1

1.5K 20 0
                                    

Sahabat selalu ada disaat kita membutuhkannya, menemani kita disaat kita kesepian, ikut tersenyum disaat kita bahagia, bahkan rela mengalah padahal hati kecilnya menangis…”
***
Bel istirahat akan berakhir berapa menit lagi. Nadia harus segera membawa buku tugas teman-temannya ke ruang guru sebelum bel berbunyi. Jabatan wakil ketua kelas membuatnya sibuk seperti ini. Gubrak…. Buku-buku yang dibawa Nadia jatuh semua. Orang yang menabrak entah lari kemana. Jangankan menolongnya, meminta maaf pun tidak.
“Sial! Lari nggak pakek mata apa ya...” gerutu Nadia. Dengan wajah masam ia mulai jongkok untuk merapikan buku-buku yang terjatuh. Belum selesai Nadia merapikan terdengar langkah kaki yang datang menghampirinya.

“Kasian banget. Bukunya jatuh semua ya?” cemooh seorang cowok dengan senyum sinis. Sejenak Nadia berhenti merapikan buku-buku, ia mencoba melihat orang yang berani mencemoohnya.

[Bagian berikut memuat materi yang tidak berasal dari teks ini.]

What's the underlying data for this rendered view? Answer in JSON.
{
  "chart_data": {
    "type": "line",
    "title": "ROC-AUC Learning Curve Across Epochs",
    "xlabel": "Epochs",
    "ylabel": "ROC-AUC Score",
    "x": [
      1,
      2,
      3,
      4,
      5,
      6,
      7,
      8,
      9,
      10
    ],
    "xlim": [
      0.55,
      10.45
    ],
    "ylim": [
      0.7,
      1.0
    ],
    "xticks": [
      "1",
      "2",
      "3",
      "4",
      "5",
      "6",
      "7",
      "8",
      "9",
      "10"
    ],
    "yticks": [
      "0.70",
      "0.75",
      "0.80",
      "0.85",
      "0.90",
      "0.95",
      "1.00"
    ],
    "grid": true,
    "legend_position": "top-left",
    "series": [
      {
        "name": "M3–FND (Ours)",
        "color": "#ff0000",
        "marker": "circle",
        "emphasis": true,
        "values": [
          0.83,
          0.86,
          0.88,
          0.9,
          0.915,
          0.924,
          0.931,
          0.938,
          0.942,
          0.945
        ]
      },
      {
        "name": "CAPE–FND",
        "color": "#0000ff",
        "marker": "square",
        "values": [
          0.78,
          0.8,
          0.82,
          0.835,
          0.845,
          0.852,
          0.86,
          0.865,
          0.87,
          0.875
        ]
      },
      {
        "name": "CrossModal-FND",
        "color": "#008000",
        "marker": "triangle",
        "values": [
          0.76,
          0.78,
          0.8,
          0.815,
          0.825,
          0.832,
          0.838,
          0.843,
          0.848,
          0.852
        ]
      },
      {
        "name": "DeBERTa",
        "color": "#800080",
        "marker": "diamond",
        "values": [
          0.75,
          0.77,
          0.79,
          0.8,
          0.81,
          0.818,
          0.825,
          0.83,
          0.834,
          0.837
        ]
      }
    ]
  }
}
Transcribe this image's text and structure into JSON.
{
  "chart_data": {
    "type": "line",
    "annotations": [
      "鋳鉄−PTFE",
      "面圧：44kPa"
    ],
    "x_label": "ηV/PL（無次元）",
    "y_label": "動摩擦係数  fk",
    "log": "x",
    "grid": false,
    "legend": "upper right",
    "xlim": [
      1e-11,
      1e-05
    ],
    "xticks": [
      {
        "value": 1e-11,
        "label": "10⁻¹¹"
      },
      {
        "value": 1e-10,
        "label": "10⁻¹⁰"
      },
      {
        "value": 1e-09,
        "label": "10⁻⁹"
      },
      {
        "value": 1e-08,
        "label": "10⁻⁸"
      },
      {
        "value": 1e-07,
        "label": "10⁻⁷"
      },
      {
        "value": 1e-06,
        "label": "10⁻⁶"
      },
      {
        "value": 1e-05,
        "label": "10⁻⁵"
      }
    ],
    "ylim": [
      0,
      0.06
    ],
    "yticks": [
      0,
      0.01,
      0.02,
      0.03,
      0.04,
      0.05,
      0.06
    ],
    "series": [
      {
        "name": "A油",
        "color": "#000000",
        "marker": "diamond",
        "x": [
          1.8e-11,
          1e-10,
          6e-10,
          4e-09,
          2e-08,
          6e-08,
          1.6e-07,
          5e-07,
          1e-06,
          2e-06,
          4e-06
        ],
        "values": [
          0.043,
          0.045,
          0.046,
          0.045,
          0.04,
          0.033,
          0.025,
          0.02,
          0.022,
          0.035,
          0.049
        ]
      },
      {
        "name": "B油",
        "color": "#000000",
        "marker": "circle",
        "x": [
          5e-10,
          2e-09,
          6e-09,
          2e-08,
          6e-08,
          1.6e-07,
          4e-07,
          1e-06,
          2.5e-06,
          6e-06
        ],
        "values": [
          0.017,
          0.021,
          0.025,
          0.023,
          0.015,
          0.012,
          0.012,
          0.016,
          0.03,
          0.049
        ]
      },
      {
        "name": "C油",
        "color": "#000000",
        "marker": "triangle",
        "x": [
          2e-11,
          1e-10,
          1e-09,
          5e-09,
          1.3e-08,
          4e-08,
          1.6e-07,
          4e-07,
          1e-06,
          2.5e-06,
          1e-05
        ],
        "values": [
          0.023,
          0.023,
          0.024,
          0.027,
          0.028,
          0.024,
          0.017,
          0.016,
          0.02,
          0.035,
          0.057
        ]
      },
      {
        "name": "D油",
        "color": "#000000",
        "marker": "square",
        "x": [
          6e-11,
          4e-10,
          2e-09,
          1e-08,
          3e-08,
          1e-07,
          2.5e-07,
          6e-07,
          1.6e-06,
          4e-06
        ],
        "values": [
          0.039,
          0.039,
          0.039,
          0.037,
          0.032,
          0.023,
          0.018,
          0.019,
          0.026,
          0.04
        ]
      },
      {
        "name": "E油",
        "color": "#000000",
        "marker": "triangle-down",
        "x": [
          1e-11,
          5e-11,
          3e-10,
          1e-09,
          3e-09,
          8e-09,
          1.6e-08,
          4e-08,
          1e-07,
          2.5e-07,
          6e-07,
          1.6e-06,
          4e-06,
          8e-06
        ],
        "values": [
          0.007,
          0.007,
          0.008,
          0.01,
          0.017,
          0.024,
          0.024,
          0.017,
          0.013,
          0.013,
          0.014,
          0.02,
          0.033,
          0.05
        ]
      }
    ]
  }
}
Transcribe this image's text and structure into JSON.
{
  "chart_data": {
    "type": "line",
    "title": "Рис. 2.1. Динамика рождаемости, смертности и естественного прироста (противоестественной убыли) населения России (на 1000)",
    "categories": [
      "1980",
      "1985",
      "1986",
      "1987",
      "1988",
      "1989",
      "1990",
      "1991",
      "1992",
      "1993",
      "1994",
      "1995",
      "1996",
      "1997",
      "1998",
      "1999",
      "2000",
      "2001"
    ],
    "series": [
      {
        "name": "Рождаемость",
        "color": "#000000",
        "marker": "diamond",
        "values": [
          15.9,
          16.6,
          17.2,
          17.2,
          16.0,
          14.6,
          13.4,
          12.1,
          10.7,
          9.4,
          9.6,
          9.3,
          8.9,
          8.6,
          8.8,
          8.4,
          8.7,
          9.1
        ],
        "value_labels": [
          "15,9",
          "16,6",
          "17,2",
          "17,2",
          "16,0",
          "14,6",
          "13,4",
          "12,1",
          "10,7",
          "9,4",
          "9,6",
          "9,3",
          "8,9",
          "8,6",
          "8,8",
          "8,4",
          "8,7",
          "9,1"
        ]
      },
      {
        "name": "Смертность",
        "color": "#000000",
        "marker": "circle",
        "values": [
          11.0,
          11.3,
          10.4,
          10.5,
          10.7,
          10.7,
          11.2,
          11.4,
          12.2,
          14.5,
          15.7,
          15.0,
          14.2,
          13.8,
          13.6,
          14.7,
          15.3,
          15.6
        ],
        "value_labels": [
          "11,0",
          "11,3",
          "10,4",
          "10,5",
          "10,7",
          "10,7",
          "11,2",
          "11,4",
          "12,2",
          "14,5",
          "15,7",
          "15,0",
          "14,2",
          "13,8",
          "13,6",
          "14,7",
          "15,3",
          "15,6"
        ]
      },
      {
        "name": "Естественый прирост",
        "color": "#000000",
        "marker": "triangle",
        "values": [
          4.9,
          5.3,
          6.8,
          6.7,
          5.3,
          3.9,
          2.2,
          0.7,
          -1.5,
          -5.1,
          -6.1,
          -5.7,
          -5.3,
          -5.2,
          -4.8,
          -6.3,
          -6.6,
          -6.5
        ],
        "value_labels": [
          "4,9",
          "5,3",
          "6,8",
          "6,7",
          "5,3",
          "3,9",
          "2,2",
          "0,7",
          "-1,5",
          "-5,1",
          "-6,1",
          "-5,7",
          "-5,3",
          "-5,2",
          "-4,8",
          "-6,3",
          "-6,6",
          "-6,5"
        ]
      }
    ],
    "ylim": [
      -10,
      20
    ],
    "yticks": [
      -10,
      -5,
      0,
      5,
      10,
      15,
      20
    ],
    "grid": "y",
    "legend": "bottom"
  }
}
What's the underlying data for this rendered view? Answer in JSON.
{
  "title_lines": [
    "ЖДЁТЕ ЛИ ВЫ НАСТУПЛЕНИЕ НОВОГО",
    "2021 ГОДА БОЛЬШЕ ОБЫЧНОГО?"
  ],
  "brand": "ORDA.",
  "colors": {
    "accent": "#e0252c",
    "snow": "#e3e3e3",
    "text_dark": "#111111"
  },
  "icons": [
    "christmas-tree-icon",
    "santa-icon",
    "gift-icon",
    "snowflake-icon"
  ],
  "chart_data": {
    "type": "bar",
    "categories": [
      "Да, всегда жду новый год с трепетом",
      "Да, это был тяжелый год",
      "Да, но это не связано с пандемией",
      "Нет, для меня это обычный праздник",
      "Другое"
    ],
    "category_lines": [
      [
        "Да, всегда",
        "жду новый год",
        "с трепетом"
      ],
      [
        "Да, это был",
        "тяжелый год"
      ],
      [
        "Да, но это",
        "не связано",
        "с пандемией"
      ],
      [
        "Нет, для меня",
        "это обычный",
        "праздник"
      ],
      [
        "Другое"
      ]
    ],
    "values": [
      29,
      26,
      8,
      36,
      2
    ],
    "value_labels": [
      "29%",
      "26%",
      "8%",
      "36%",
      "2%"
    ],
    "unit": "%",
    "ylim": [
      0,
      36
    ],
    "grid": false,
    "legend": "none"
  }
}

Ternyata dia lagi. Cowok berpostur tinggi dengan rambut yang selalu berantakan. Sumpah! Nadia benci banget sama cowok ini. Seumur hidup Nadia nggak bakal bersikap baik sama cowok yang ada di depannya ini. Lalu Nadia mulai melanjutkan merapikan buku tanpa menjawab pertanyaan cowok tersebut.

Cowok tinggi itu sepintas mengernyitkan alisnya. Dan kembali ia tercenung karena cewek di depannya tidak menanggapi. Biasanya kalau Nadia terpancing dengan omongannya, perang mulut pun akan terjadi dan takkan selesai sebelum seseorang datang melerai.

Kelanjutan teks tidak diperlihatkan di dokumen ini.